Thanks for the location information. I think that in either location you will be doing more shoveling than plowing. The problem for plowing with deep snow on either side of the track is that the plow has no where to put the snow it is trying to move off the track. If you look at Matt's pictures the cuts are so deep that even my rotary would have a hard time lifting the snow up and over the edge.

Could you get us some pictures of your grandfathers diesels? 

Chuck


----------



## zoro (Feb 8, 2010)

Chuck-
I don't have any actual images of them but they look just like these:

http://www.hobbymasters.com/images/...ctId=11499

I guess they are F3's and not F7's, my mistake. 

Where do you guys go for track? I'm already planning the layout for my new place and I can't seem to find long lenths of straight track for under about $6.50 per foot. I would love a long straight away but at the same time I don't want to break the bank.


----------



## aceinspp (Jan 2, 2008)

That photo look's like F3 units made by USAT. Later RJD


----------



## chuck n (Jan 2, 2008)

Zoro:

If your grandfathers engine is made by USA Trains, both the F3A and F3B come powered and the bellows between the engines are a rubber material. On the LGB Fs the bellows are hard plastic. 


Chuck N


----------



## zoro (Feb 8, 2010)

Bellows are rubber so I'm guessing USA Trains.

I was just thinking about ice on the track. Do the LGB style track sliders help to clear it away or are they just for power pickup purposes only?


----------



## chuck n (Jan 2, 2008)

Zoro:

From my experience, the LGB sliders will ride up over any ice, they are not effective at removing the thin film of ice on the rail.

Chuck


----------



## Trainwreckfilms (Aug 19, 2009)

SD70MAC = heavy


----------



## zoro (Feb 8, 2010)

Chuck- 
Gotcha. 

Trainwreckfilms- 
WOW! Are you running battery or track power?


----------



## sang_route (Sep 24, 2008)

Has anyone tried a heating element or even a squeegee slung under the car? Or one could build this












Not all that hard, an angled tip off a shopvac, the guts out of a sacrificial hairdryer, chain or gear drive and all the weight available...


----------



## Greg Elmassian (Jan 3, 2008)

Helluva nice shot Colin! 

Greg


----------



## Trainwreckfilms (Aug 19, 2009)

Sorry to get everyone all crazy on that photo its from gold coast stations website. I currently have that locomotive. Its about to be converted over to battery power with the Train Engineer Revolution. Its Heavy and will do the work of 2 USA Trains Geeps.


----------



## aceinspp (Jan 2, 2008)

The problem I see with building a snow blower as shown, would tend to blow my ballast away. Not good. Later RJD


----------



## wchasr (Jan 2, 2008)

Then take one of the small Butane powered torches and add a "fanning" tip to it, build a larger butane tank for it and away you go right? 

Chas


----------



## San Juan (Jan 3, 2008)

Posted By sang_route on 10 Feb 2010 08:42 PM 
Has anyone tried a heating element.....the guts out of a sacrificial hairdryer 



One year the ice layer was so thick I could not dig down to the tracks. I tried using a hair dryer to melt my way to the tracks. But this did not work at all. It took forever to get any progress and in my opinion was a complete waste of time.

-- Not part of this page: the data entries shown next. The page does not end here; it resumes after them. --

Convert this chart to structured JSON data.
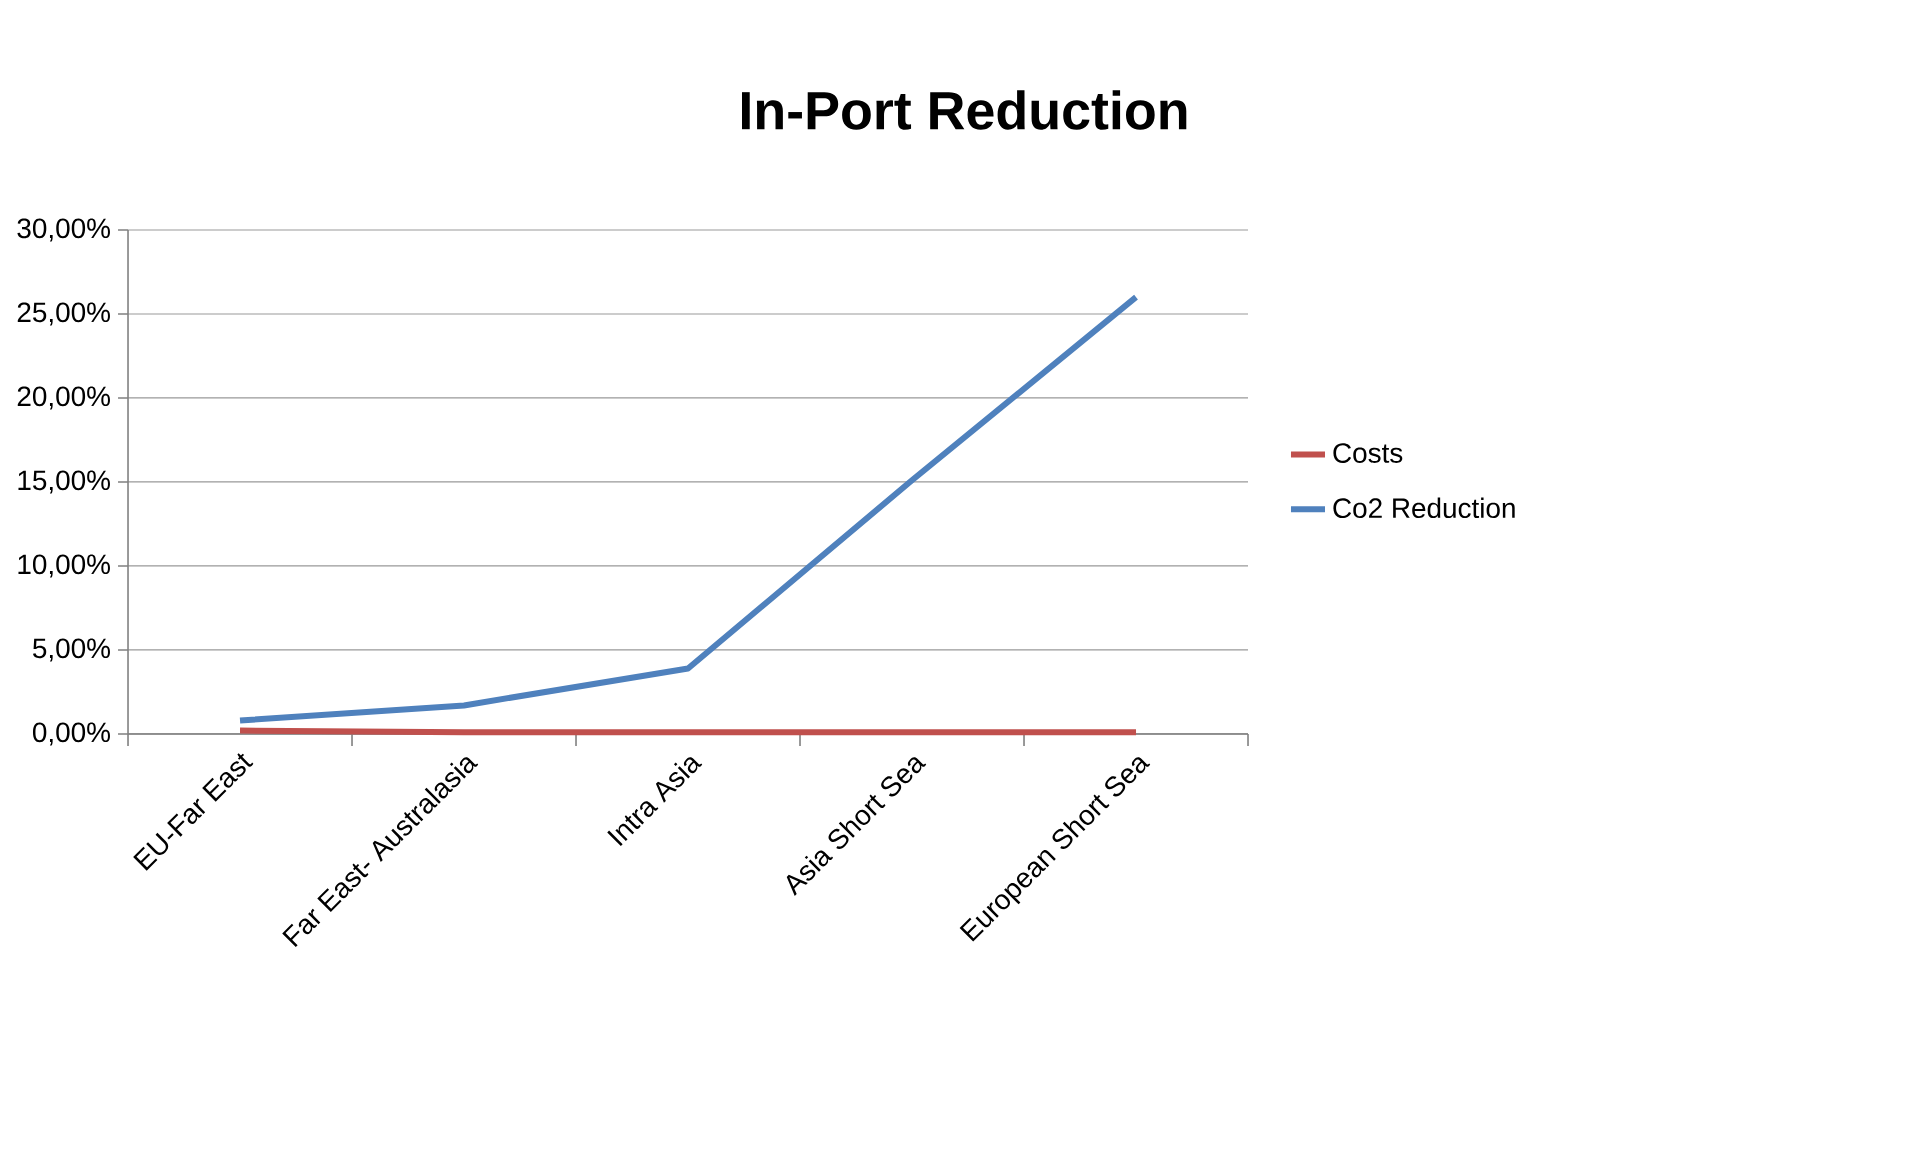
{
  "chart_data": {
    "type": "line",
    "title": "In-Port Reduction",
    "categories": [
      "EU-Far East",
      "Far East- Australasia",
      "Intra Asia",
      "Asia Short Sea",
      "European Short Sea"
    ],
    "series": [
      {
        "name": "Costs",
        "color": "#c0504d",
        "values": [
          0.2,
          0.1,
          0.1,
          0.1,
          0.1
        ]
      },
      {
        "name": "Co2 Reduction",
        "color": "#4f81bd",
        "values": [
          0.8,
          1.7,
          3.9,
          15.1,
          26.0
        ]
      }
    ],
    "ylim": [
      0,
      30
    ],
    "yticks": [
      {
        "value": 0,
        "label": "0,00%"
      },
      {
        "value": 5,
        "label": "5,00%"
      },
      {
        "value": 10,
        "label": "10,00%"
      },
      {
        "value": 15,
        "label": "15,00%"
      },
      {
        "value": 20,
        "label": "20,00%"
      },
      {
        "value": 25,
        "label": "25,00%"
      },
      {
        "value": 30,
        "label": "30,00%"
      }
    ],
    "grid": "y",
    "legend": "right",
    "marker": "none",
    "line_style": "solid"
  }
}
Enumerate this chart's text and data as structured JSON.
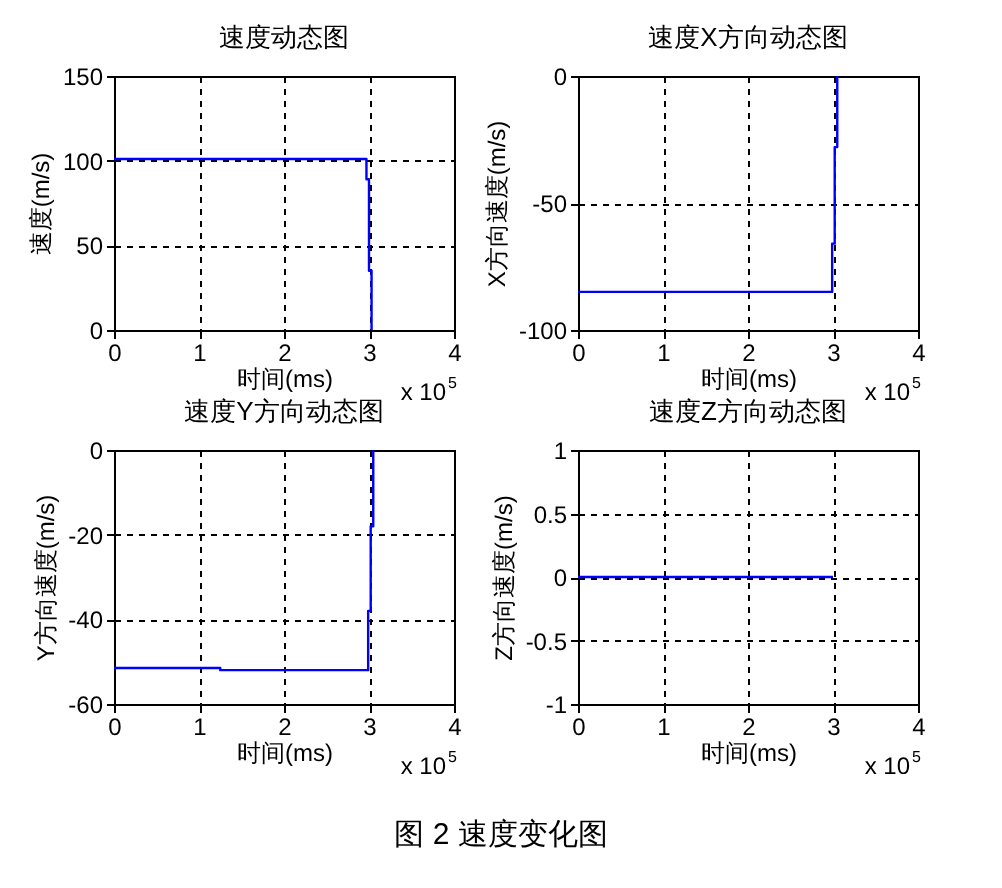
{
  "chart_data": [
    {
      "type": "line",
      "title": "速度动态图",
      "xlabel": "时间(ms)",
      "ylabel": "速度(m/s)",
      "x": [
        0,
        2.97,
        2.97,
        3.0,
        3.0,
        3.03,
        3.03
      ],
      "series": [
        {
          "color": "#0000ff",
          "values": [
            101,
            101,
            89,
            89,
            35,
            35,
            0
          ]
        }
      ],
      "xlim": [
        0,
        4
      ],
      "xticks": [
        0,
        1,
        2,
        3,
        4
      ],
      "ylim": [
        0,
        150
      ],
      "yticks": [
        0,
        50,
        100,
        150
      ],
      "grid": true,
      "annotations": [
        "x 10$^{5}$"
      ]
    },
    {
      "type": "line",
      "title": "速度X方向动态图",
      "xlabel": "时间(ms)",
      "ylabel": "X方向速度(m/s)",
      "x": [
        0,
        2.99,
        2.99,
        3.02,
        3.02,
        3.05,
        3.05
      ],
      "series": [
        {
          "color": "#0000ff",
          "values": [
            -85,
            -85,
            -66,
            -66,
            -28,
            -28,
            0
          ]
        }
      ],
      "xlim": [
        0,
        4
      ],
      "xticks": [
        0,
        1,
        2,
        3,
        4
      ],
      "ylim": [
        -100,
        0
      ],
      "yticks": [
        -100,
        -50,
        0
      ],
      "grid": true,
      "annotations": [
        "x 10$^{5}$"
      ]
    },
    {
      "type": "line",
      "title": "速度Y方向动态图",
      "xlabel": "时间(ms)",
      "ylabel": "Y方向速度(m/s)",
      "x": [
        0,
        1.25,
        1.25,
        2.99,
        2.99,
        3.02,
        3.02,
        3.05,
        3.05
      ],
      "series": [
        {
          "color": "#0000ff",
          "values": [
            -51.5,
            -51.5,
            -52,
            -52,
            -38,
            -38,
            -18,
            -18,
            0
          ]
        }
      ],
      "xlim": [
        0,
        4
      ],
      "xticks": [
        0,
        1,
        2,
        3,
        4
      ],
      "ylim": [
        -60,
        0
      ],
      "yticks": [
        -60,
        -40,
        -20,
        0
      ],
      "grid": true,
      "annotations": [
        "x 10$^{5}$"
      ]
    },
    {
      "type": "line",
      "title": "速度Z方向动态图",
      "xlabel": "时间(ms)",
      "ylabel": "Z方向速度(m/s)",
      "x": [
        0,
        3
      ],
      "series": [
        {
          "color": "#0000ff",
          "values": [
            0,
            0
          ]
        }
      ],
      "xlim": [
        0,
        4
      ],
      "xticks": [
        0,
        1,
        2,
        3,
        4
      ],
      "ylim": [
        -1,
        1
      ],
      "yticks": [
        -1,
        -0.5,
        0,
        0.5,
        1
      ],
      "grid": true,
      "annotations": [
        "x 10$^{5}$",
        "图 2 速度变化图"
      ]
    }
  ]
}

So it sounded like a plausible idea, but in actuality didn't work out too well. 


It might work for a thin layer of ice on the rails. But, as mentioned above, scrapers (like a credit card or gift card) work well for this.


----------



## zoro (Feb 8, 2010)

What about putting some sort of heating element inside of the ballast? It would probably have to be left on the night before but that should take care of the ice, right?


----------